Silver_K-9's picture

Is she Mario Draghi's love child?! She has barely worked in a position over 2 years and now she's a VP?! #Gracie

Aeternus's picture

Skiing at Chamonix in the French Alps, flying liesurely through the air in helicopters to the horse races in london, strolling to the strip clubs in the desert sand trap of vegas to snort blow and bang hookers. Perhaps a private lap dance at the lady marmalade party to finish the night. Just another day in the life for the legalized crooks.



toadold's picture

Let's me think, uhmm, niw how many Zero Hedge readers are surprised at the hypocrisy of the major tbtf banks?

Over at Instapundit there was a link to an interesting quote:


It restates something that I've been noticing that when you are reading a lot of technical and scientific news you see interesting and promising developments. But when you read the political and economic news, and the two are even more intertwined than I've seen over the decades. It is pretty much all doom, gloom, and disgust at the politicians and their "pet" economists. To me this indicates things could be improved but it is starting to look like rope and tree limbs will be involved.

nonclaim's picture

"rope and tree limbs" but in a different form: turn this special kind of thieves into public pinatas.

Bring your own bat to the party.

Fuku Ben's picture

It is only unethical or illegal when the cost benefit analysis comes out value received < legal costs or someone is caught red handed and there is too high a political price to pay. Then a scapegoat will be sacrificed in order to maintain the integrity of the pyramid.

Seize Mars's picture

I'd hit that.*

*Seize Mars is nonviolent. The phrase indicated is a common colloquialism for "I find her attractive enough to consider her as a potential consensual sexual partner."


ebworthen's picture

Bud's gun shop has surplus Police Smith and Wesson Model 10 .38 caliber revolvers for $279.

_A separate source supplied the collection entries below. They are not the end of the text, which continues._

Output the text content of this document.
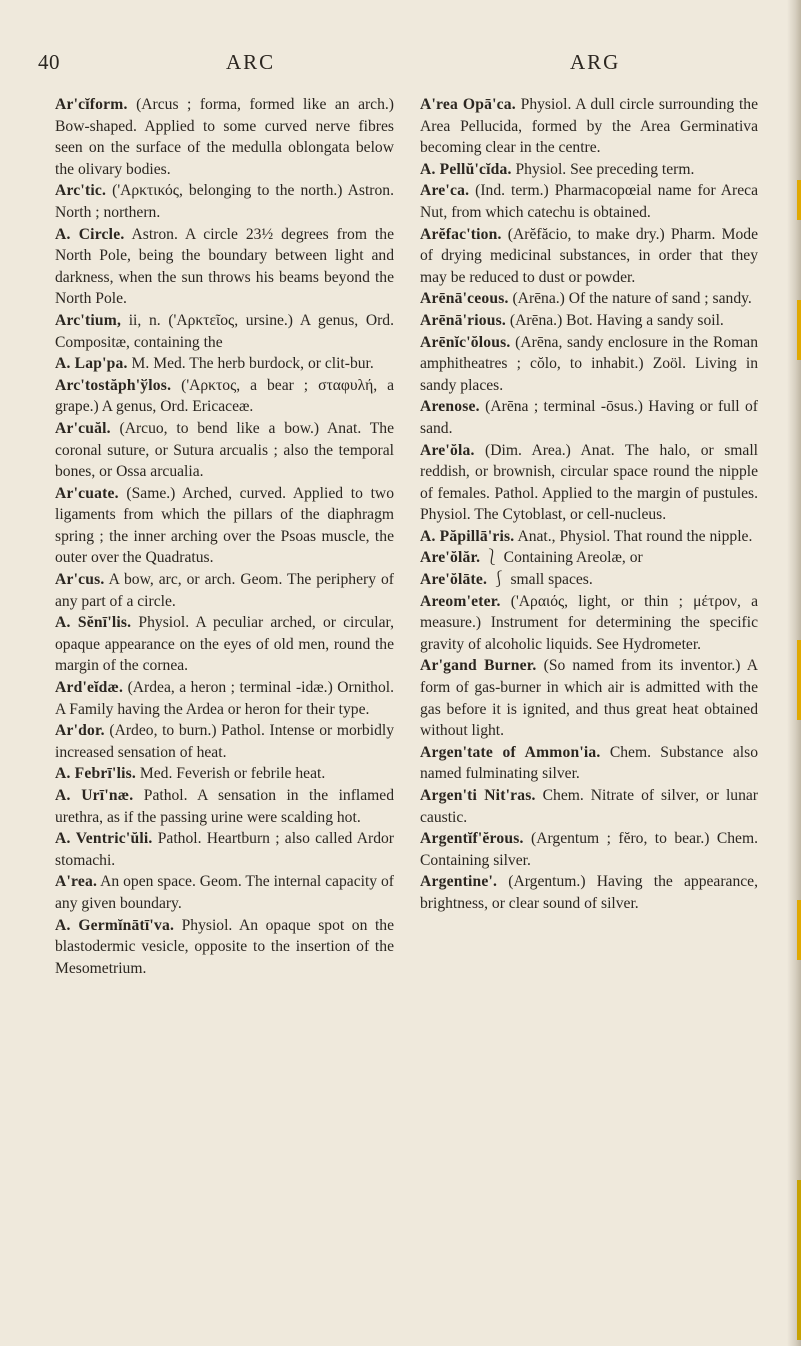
40	ARC	ARG

Ar'cĭform. (Arcus ; forma, formed like an arch.) Bow-shaped. Applied to some curved nerve fibres seen on the surface of the medulla oblongata below the olivary bodies.

Arc'tic. ('Αρκτικός, belonging to the north.) Astron. North ; northern.

A. Circle. Astron. A circle 23½ degrees from the North Pole, being the boundary between light and darkness, when the sun throws his beams beyond the North Pole.

Arc'tium, ii, n. ('Αρκτεῖος, ursine.) A genus, Ord. Compositæ, containing the

A. Lap'pa. M. Med. The herb burdock, or clit-bur.

Arc'tostăph'ўlos. ('Αρκτος, a bear ; σταφυλή, a grape.) A genus, Ord. Ericaceæ.

Ar'cuăl. (Arcuo, to bend like a bow.) Anat. The coronal suture, or Sutura arcualis ; also the temporal bones, or Ossa arcualia.

Ar'cuate. (Same.) Arched, curved. Applied to two ligaments from which the pillars of the diaphragm spring ; the inner arching over the Psoas muscle, the outer over the Quadratus.

Ar'cus. A bow, arc, or arch. Geom. The periphery of any part of a circle.

A. Sĕnī'lis. Physiol. A peculiar arched, or circular, opaque appearance on the eyes of old men, round the margin of the cornea.

Ard'eĭdæ. (Ardea, a heron ; terminal -idæ.) Ornithol. A Family having the Ardea or heron for their type.

Ar'dor. (Ardeo, to burn.) Pathol. Intense or morbidly increased sensation of heat.

A. Febrī'lis. Med. Feverish or febrile heat.

A. Urī'næ. Pathol. A sensation in the inflamed urethra, as if the passing urine were scalding hot.

A. Ventric'ŭli. Pathol. Heartburn ; also called Ardor stomachi.

A'rea. An open space. Geom. The internal capacity of any given boundary.

A. Germĭnātī'va. Physiol. An opaque spot on the blastodermic vesicle, opposite to the insertion of the Mesometrium.

A'rea Opā'ca. Physiol. A dull circle surrounding the Area Pellucida, formed by the Area Germinativa becoming clear in the centre.

A. Pellŭ'cĭda. Physiol. See preceding term.

Are'ca. (Ind. term.) Pharmacopœial name for Areca Nut, from which catechu is obtained.

Arĕfac'tion. (Arĕfăcio, to make dry.) Pharm. Mode of drying medicinal substances, in order that they may be reduced to dust or powder.

Arēnā'ceous. (Arēna.) Of the nature of sand ; sandy.

Arēnā'rious. (Arēna.) Bot. Having a sandy soil.

Arēnĭc'ŏlous. (Arēna, sandy enclosure in the Roman amphitheatres ; cŏlo, to inhabit.) Zoöl. Living in sandy places.

Arenose. (Arēna ; terminal -ōsus.) Having or full of sand.

Are'ŏla. (Dim. Area.) Anat. The halo, or small reddish, or brownish, circular space round the nipple of females. Pathol. Applied to the margin of pustules. Physiol. The Cytoblast, or cell-nucleus.

A. Păpillā'ris. Anat., Physiol. That round the nipple.

Are'ŏlăr. ⎱ Containing Areolæ, or

Are'ŏlāte. ⎰ small spaces.

Areom'eter. ('Αραιός, light, or thin ; μέτρον, a measure.) Instrument for determining the specific gravity of alcoholic liquids. See Hydrometer.

Ar'gand Burner. (So named from its inventor.) A form of gas-burner in which air is admitted with the gas before it is ignited, and thus great heat obtained without light.

Argen'tate of Ammon'ia. Chem. Substance also named fulminating silver.

Argen'ti Nit'ras. Chem. Nitrate of silver, or lunar caustic.

Argentĭf'ĕrous. (Argentum ; fĕro, to bear.) Chem. Containing silver.

Argentine'. (Argentum.) Having the appearance, brightness, or clear sound of silver.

For some strange reason these are not legal in California (a six-shot .38 revolver?).

Anyways, the "Lavish Rewards" graphic made me nauseous, so...


seek's picture

Cali has a BS "approved handgun list." Basically if the manufacturer doesn't submit and pay for testing, it's not on the list and can't be sold in CA. There are some interesting workarounds to this, but I doubt Bud's would want to screw with that.

ebworthen's picture


How ridiculous - a 1970's era S&W six-shot revolver isn't "approved"?

Public safety?  BULLSHIT!

malek's picture

 those emails had been deleted and could not be recovered

I call bullshit - CS is displaying incompetence either of it's own IT department or of the writer of this crap who doesn't know jack about IT systems.

DoChenRollingBearing's picture

Jack Sheet, on the other hand, is a respected member of Zero Hedge.

vachon's picture

Hmm.  Work product being taken from the office, given to another employer, who eventually upgrades it and gives it to another employer,  blah blah blah.   Everybody does it. 

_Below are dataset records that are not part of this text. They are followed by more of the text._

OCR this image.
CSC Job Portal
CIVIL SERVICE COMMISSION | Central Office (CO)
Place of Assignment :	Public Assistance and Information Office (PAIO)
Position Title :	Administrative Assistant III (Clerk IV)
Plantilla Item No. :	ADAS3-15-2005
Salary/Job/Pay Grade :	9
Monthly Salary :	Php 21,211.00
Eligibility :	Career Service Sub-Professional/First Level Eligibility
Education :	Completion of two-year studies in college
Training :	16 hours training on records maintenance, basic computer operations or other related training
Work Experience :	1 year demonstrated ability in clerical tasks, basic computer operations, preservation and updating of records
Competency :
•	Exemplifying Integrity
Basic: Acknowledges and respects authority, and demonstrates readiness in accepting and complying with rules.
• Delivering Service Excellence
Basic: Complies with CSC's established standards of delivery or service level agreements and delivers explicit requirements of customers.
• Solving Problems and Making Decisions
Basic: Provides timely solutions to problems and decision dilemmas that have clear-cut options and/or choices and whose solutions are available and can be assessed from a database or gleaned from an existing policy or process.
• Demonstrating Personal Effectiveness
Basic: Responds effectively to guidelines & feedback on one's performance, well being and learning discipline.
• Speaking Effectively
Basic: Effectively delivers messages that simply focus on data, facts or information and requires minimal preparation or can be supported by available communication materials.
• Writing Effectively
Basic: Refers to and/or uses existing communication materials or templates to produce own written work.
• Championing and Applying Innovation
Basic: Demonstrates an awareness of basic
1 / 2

And they made a federal case out of Pirate Bay.

ebworthen's picture

What happened to "honor amongst thieves"?

buzzsaw99's picture

free sergey (again) bitchez

Kirk2NCC1701's picture

Is he on a Suicide Watch?  He must feel such shame and be so depressed, after all.

q99x2's picture

I will live to see the day Loyd Blankfein is hunted down by nations.

Joebloinvestor's picture

I don't understand why they filed a suit instead of a criminal complaint.

Have her arrested for theft of company material.

nathan1234's picture


Goldman, JPM et al need to be shut down- permanently.

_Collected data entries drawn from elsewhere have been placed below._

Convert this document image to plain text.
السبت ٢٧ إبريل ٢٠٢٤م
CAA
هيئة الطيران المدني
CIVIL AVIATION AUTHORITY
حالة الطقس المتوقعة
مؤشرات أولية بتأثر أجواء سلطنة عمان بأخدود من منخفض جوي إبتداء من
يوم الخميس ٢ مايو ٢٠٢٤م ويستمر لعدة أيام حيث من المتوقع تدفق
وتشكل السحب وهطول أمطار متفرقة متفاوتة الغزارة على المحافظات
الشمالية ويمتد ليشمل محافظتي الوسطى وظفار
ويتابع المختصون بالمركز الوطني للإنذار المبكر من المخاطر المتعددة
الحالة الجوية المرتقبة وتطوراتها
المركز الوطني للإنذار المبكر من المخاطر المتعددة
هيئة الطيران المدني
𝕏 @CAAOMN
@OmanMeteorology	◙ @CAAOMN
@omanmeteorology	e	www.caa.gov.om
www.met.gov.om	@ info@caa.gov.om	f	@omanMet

How can one expect to get justice when the Attorney general of the US tells the Senate that they are too big to prosecute !

Thereby giving them the right to commit further and further frauds of bigger and bigger magnitude.

By allowing Holder to continue and not take action it appears that the administration is in cahoots with the crooked banksters.

The law is the same for all- individuals and corporates.

It's time the world recogonizes that the playing field of the bansksters in the West is to be shunned totally if they are to survive.